Inside the Riddarhuset, the Great Hall, with more than 2,000 shields of coat-of-arms hanging on the walls

A little more information about The Great Hall, taken from

The great hall of the House of Nobility was used by the aristocracy for meetings of Parliament during the Diet of the Four Estates (1668-1865). Today the Nobility gathers here for the Assembly of Nobles (every third year). At the Assembly each family that is introduced in the House of Nobility can be represented by one delegate.

Also, among others, the Academy of Sciences and the Academy of Literature celebrate their anniversaries here.

The great hall is also used as a meeting place for the different Swedish noble families as well as for chamber concerts.

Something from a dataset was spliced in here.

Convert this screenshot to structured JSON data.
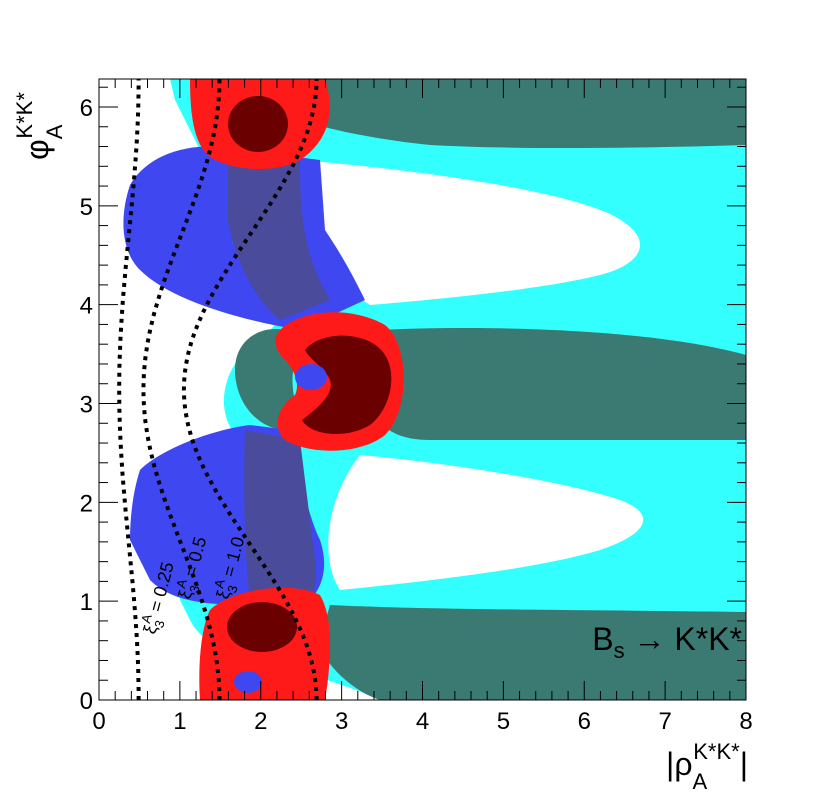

On the walls of the hall are hanging the coat of arms, painted on copper plates, of noble families who have been introduced at the House of Nobility. Altogether 2.345 families are thus represented. Of these, about 600 are still alive. The coat of arms of the Counts can be found on the west wall on either side of the bust of King Gustavus II Adolphus, those of the Barons on the sides of the same wall and those of the Gentry on the remaining three walls. The coat of arms are arranged in numerical order according to the year of introduction. The coat of arms of the oldest families are placed on the south wall, sector X. The last person to be ennobled in Sweden was the explorer Sven Hedin in 1902 (sector XXXC).

On the ceiling is the allegorical painting by David Klöcker Ehrenstrahl (painted during the years 1669-1675). Mother Svea, who symbolizes Sweden, is seen in the middle, seated on a golden throne. Above her the three graces are hovering holding the Swedish coat of arms, the Three Crowns. Fama, with her trumpet, proclaims the glory of Sweden and Eterna brings eternal life to the country.

Placed at the west side of the hall is a bust of King Gustavus II Adolphus (1594-1632). There is also the remarkable chair of the land-marshals (1625), carved in ivory and ebony, depicting hunting scenes and scenes from the Holy Bible.